Chroniques

par irma foletti

Turandot
opéra de Giacomo Puccini

Macerata Opera Festival / Sferisterio
- 13 août 2017
Turandot avec ours blanc, dans la mise en scène de Stefano Ricci et Gianni Forte
© alfredo tabocchini

Si les trois spectacles lyriques présentés cette saison au Macerata Opera Festival sont originaux dans leur traitement visuel [lire notre chronique de la veille], la nouvelle production imaginée par Stefano Ricci et Gianni Forte – en collaboration avec le Théâtre national croate de Zagreb (Hrvatsko narodno kazalište) – est très certainement la plus décalée, dans la filiation directe d'un Regietheater aujourd'hui tout-puissant.

Avant le début de la représentation, des hommes vont et viennent sur scène, en combinaison, masque et col de fourrure, dans une possible situation d'accident nucléaire de type Fukushima. Sur le plateau, quatre présentoirs géants formant une espèce d'écomusée, un ours polaire dans l'une, des plantes en pot sur deux niveaux dans une autre, et Ping, Pang, Pong qui s'en occupent amoureusement, taillant, déplaçant, les observant à la loupe. À son arrivée, Turandot salue comme la reine d'Angleterre, défilant à dos d'ours blanc... pourquoi pas, elle est après tout la principessa di gelo ! À la mort du premier prince qui a échoué dans les épreuves, les enfants choristes sont aussi abattus à coups de pistolet, Liù et Timur marchent main dans la main, habillés comme de jeunes mariés.

Pendant les airs, les duos, des comparses tournent autour des protagonistes, manipulent leurs bras pour, par exemple, constituer une chaîne humaine en avant-scène, où les hommes semblent électrocutés lorsque Calaf se déclare candidat.

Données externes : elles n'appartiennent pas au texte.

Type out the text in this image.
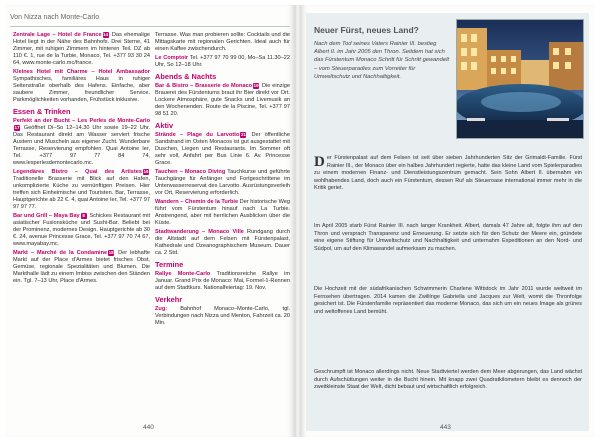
Von Nizza nach Monte-Carlo
Zentrale Lage – Hotel de France14 Das ehemalige Hotel liegt in der Nähe des Bahnhofs. Drei Sterne, 41 Zimmer, mit ruhigen Zimmern im hinteren Teil. DZ ab 110 €. 1, rue de la Turbie, Monaco, Tel. +377 93 30 24 64, www.monte-carlo.mc/france.
Kleines Hotel mit Charme – Hotel Ambassador Sympathisches, familiäres Haus in ruhiger Seitenstraße oberhalb des Hafens. Einfache, aber saubere Zimmer, freundlicher Service. Parkmöglichkeiten vorhanden, Frühstück inklusive.
Essen & Trinken
Perfekt an der Bucht – Les Perles de Monte-Carlo17 Geöffnet Di–So 12–14.30 Uhr sowie 19–22 Uhr. Das Restaurant direkt am Wasser serviert frische Austern und Muscheln aus eigener Zucht. Wunderbare Terrasse, Reservierung empfohlen. Quai Antoine Ier, Tel. +377 97 77 84 74, www.lesperlesdemontecarlo.mc.
Legendäres Bistro – Quai des Artistes16 Traditionelle Brasserie mit Blick auf den Hafen, unkomplizierte Küche zu vernünftigen Preisen. Hier treffen sich Einheimische und Touristen. Bar, Terrasse, Hauptgerichte ab 22 €. 4, quai Antoine Ier, Tel. +377 97 97 97 77.
Bar und Grill – Maya Bay 8 Schickes Restaurant mit asiatischer Fusionsküche und Sushi-Bar. Beliebt bei der Prominenz, modernes Design. Hauptgerichte ab 30 €. 24, avenue Princesse Grace, Tel. +377 97 70 74 67, www.mayabay.mc.
Markt – Marché de la Condamine18 Der lebhafte Markt auf der Place d'Armes bietet frisches Obst, Gemüse, regionale Spezialitäten und Blumen. Die Markthalle lädt zu einem Imbiss zwischen den Ständen ein. Tgl. 7–13 Uhr, Place d'Armes.
Terrasse. Was man probieren sollte: Cocktails und die Mittagskarte mit regionalen Gerichten. Ideal auch für einen Kaffee zwischendurch.
Le Comptoir Tel. +377 97 70 99 00, Mo–Sa 11.30–22 Uhr, So 12–18 Uhr.
Abends & Nachts
Bar & Bistro – Brasserie de Monaco19 Die einzige Brauerei des Fürstentums braut ihr Bier direkt vor Ort. Lockere Atmosphäre, gute Snacks und Livemusik an den Wochenenden. Route de la Piscine, Tel. +377 97 98 51 20.
Aktiv
Strände – Plage du Larvotto21 Der öffentliche Sandstrand im Osten Monacos ist gut ausgestattet mit Duschen, Liegen und Restaurants. Im Sommer oft sehr voll, Anfahrt per Bus Linie 6. Av. Princesse Grace.
Tauchen – Monaco Diving Tauchkurse und geführte Tauchgänge für Anfänger und Fortgeschrittene im Unterwasserreservat des Larvotto. Ausrüstungsverleih vor Ort, Reservierung erforderlich.
Wandern – Chemin de la Turbie Der historische Weg führt vom Fürstentum hinauf nach La Turbie. Anstrengend, aber mit herrlichen Ausblicken über die Küste.
Stadtwanderung – Monaco Ville Rundgang durch die Altstadt auf dem Felsen mit Fürstenpalast, Kathedrale und Ozeanographischem Museum. Dauer ca. 2 Std.
Termine
Rallye Monte-Carlo Traditionsreiche Rallye im Januar. Grand Prix de Monaco: Mai, Formel-1-Rennen auf dem Stadtkurs. Nationalfeiertag: 19. Nov.
Verkehr
Zug: Bahnhof Monaco–Monte-Carlo, tgl. Verbindungen nach Nizza und Menton, Fahrzeit ca. 20 Min.
440
Neuer Fürst, neues Land?
Nach dem Tod seines Vaters Rainier III. bestieg Albert II. im Jahr 2005 den Thron. Seitdem hat sich das Fürstentum Monaco Schritt für Schritt gewandelt – vom Steuerparadies zum Vorreiter für Umweltschutz und Nachhaltigkeit.
Der Fürstenpalast auf dem Felsen ist seit über sieben Jahrhunderten Sitz der Grimaldi-Familie. Fürst Rainier III., der Monaco über ein halbes Jahrhundert regierte, hatte das kleine Land vom Spielerparadies zu einem modernen Finanz- und Dienstleistungszentrum gemacht. Sein Sohn Albert II. übernahm ein wohlhabendes Land, doch auch ein Fürstentum, dessen Ruf als Steueroase international immer mehr in die Kritik geriet.
Im April 2005 starb Fürst Rainier III. nach langer Krankheit. Albert, damals 47 Jahre alt, folgte ihm auf den Thron und versprach Transparenz und Erneuerung. Er setzte sich für den Schutz der Meere ein, gründete eine eigene Stiftung für Umweltschutz und Nachhaltigkeit und unternahm Expeditionen an den Nord- und Südpol, um auf den Klimawandel aufmerksam zu machen.
Die Hochzeit mit der südafrikanischen Schwimmerin Charlene Wittstock im Jahr 2011 wurde weltweit im Fernsehen übertragen. 2014 kamen die Zwillinge Gabriella und Jacques zur Welt, womit die Thronfolge gesichert ist. Die Fürstenfamilie repräsentiert das moderne Monaco, das sich um ein neues Image als grünes und weltoffenes Land bemüht.
Geschrumpft ist Monaco allerdings nicht. Neue Stadtviertel werden dem Meer abgerungen, das Land wächst durch Aufschüttungen weiter in die Bucht hinein. Mit knapp zwei Quadratkilometern bleibt es dennoch der zweitkleinste Staat der Welt, dicht bebaut und wirtschaftlich erfolgreich.
443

Pendant les énigmes, un présentoir est rempli de sang et Turandot y patauge, s'y vautre. On relève encore une mort de Liù inhabituelle, où la pauvre est tuée par Turandot d'un coup de pistolet à bout portant.

Musicalement, la direction de Pier Giorgio Morandi, à la tête de l’Orchestra Regionale delle Marche, est particulièrement lente dans les premières mesures et fait preuve le plus souvent d'une grande franchise, parfois de grandiloquence. Après l'annulation d'Irène Theorin programmée dans le rôle-titre, à la suite d'un accident survenu après la première, la prestation de sa doublure France Dariz est une révélation. Le soprano français assure le rôle sans problèmes – ce qui est déjà énorme ! –, les aigus partent vaillamment, toutefois en limite du cri pour certains, et les graves sont également superbement exprimés. Elle recueille des brava très nourris à l'issue de la représentation. Habituel titulaire du rôle de Calaf, le ténor Rudy Park ne se montre pas en si bonne forme, voix de couleur barytonnale accusant de nets moments de fragilité dans l'aigu, mais il se sort sans incident de son grand air Nessun dorma du troisième acte. La Liù de Davinia Rodriguez est encombrée d'un petit voile sur le timbre et le registre aigu est plus perçant que réellement aérien. Le Timur d'Alessandro Spina est jeune et agréable, les Ping, Pang et Pong – respectivement Andrea Porta, Gregory Bonfatti et Marcello Nardis – étant bien meilleurs ensemble qu'entendus séparément. Le chœur enfin, d'un son pas toujours bien homogène, chante avec vigueur et entrain.

Au bilan, un spectacle novateur où le duo Ricci-Forte, « enfants terribles » du théâtre en Italie, ont tout de même, pour ce qui constitue leur premier grand spectacle d'opéra, épargné aux spectateurs la nudité et autres scènes de sexe explicites.